Sam couldn’t have explained why, but hearing that Sasha could get mad at Sean caused a little glimmer of hope inside him. Hope for what, he couldn’t say right then, but later he’d realize he’d started getting a crush on Sasha as soon as she walked in the room.
A Rising Tide Floats Sam's Boat
As the scene from that first day of school played itself out in his mind, Sam eyes snapped open.
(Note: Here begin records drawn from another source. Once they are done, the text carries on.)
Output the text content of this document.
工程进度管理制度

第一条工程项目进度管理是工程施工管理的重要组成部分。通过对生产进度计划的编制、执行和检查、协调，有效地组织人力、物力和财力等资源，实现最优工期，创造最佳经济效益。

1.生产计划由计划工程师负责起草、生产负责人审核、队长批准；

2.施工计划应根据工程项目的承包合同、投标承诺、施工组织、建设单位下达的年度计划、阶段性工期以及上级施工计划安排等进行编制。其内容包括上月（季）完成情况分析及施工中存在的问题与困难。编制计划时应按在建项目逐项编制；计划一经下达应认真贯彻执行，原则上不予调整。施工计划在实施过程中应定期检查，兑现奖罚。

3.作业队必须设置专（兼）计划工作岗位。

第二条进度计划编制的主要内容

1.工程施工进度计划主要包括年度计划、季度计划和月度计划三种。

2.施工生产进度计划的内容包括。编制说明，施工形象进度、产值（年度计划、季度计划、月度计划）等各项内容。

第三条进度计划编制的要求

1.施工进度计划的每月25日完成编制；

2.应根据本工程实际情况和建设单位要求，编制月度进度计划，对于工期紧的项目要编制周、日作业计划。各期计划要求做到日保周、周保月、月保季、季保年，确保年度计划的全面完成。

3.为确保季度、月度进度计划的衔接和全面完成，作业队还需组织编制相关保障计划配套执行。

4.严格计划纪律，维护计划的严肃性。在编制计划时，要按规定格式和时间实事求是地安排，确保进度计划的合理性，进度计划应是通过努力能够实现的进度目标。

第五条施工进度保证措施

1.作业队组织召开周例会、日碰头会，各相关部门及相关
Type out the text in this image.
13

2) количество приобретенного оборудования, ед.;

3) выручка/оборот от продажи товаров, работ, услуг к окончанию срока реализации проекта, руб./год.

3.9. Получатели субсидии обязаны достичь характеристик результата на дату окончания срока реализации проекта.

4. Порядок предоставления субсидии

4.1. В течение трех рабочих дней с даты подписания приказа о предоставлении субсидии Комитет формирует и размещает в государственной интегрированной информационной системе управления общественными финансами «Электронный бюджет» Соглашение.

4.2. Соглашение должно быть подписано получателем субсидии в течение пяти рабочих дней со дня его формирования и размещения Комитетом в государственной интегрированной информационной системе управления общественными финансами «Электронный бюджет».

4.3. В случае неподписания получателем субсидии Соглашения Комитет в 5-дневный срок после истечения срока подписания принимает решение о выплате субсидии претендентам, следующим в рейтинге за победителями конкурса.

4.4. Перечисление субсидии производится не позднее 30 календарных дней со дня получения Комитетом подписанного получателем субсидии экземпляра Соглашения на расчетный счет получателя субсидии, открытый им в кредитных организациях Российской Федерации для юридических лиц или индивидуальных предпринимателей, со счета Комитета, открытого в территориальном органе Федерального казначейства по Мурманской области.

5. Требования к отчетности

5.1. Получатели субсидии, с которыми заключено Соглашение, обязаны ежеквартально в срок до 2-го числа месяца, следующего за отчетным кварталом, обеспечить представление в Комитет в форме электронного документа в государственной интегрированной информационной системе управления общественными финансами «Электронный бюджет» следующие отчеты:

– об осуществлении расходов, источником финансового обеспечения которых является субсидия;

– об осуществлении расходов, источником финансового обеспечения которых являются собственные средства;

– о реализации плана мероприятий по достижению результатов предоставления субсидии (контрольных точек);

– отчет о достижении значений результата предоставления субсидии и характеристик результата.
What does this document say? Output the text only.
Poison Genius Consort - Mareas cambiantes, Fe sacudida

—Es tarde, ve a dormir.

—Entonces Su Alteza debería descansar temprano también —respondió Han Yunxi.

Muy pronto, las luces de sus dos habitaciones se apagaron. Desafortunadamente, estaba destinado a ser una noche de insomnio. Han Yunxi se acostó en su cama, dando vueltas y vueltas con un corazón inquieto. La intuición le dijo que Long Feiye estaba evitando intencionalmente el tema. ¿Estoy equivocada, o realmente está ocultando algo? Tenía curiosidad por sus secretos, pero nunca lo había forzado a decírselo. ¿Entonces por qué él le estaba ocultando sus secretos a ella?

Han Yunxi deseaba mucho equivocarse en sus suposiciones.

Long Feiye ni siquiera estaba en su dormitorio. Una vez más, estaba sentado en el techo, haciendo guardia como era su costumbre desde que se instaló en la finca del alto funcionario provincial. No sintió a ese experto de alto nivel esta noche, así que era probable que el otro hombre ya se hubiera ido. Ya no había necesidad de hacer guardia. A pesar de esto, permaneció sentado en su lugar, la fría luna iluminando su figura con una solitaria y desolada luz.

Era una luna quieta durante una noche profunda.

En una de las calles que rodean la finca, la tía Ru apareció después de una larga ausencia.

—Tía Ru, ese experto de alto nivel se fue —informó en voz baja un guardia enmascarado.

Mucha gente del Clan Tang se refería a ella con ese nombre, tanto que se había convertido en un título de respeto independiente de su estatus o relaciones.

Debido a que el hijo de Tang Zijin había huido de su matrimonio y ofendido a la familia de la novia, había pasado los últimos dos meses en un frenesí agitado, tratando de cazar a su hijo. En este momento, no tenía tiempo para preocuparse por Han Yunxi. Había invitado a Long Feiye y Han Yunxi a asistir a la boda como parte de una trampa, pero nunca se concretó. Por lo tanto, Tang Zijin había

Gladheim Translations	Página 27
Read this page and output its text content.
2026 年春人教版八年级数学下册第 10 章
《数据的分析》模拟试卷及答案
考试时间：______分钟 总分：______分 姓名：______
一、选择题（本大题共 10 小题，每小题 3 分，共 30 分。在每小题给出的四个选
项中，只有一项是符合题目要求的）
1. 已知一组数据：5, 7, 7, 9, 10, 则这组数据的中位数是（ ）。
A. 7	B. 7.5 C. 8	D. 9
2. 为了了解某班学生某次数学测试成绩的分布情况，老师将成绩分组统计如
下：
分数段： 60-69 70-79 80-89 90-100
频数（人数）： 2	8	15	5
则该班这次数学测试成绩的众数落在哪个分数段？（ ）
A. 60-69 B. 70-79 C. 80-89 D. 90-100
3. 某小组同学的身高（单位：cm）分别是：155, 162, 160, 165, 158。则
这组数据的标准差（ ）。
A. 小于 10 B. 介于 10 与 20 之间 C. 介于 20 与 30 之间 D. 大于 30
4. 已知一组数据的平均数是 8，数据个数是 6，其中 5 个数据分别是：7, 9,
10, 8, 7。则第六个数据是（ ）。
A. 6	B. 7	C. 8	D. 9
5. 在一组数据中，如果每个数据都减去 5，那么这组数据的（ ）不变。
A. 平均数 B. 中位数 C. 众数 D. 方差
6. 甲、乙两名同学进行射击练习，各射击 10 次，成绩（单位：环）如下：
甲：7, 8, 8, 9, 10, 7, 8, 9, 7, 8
The boat was rocking slightly. Sam realized he’d fallen asleep, again, but this time he was glad.
Sam moved from side to side and the Skiff definitely rocked. Putting the paddle over the side, Sam pushed against the mud and the Whaler started moving back, only to come to a sudden stop.
“I forgot to pull in the anchor.”
Moving to the bow, Sam pulled up the mud covered anchor, not without difficulty. Finally free, the Skiff started to drift with the wind. This wasn’t a good thing. The wind wanted to push the boat closer to shore.
With the paddle, Sam carefully maneuvered the boat to deeper water. When the paddle went down far enough before touching bottom, Sam lowered the engine and cranked her up. He cringed at the noise the engine made when he started it, but was grateful for it all the same. At a slow, safe pace, he motored toward his home on Harbor Island.
Sam was grateful there was enough light coming from the half-moon to steer by.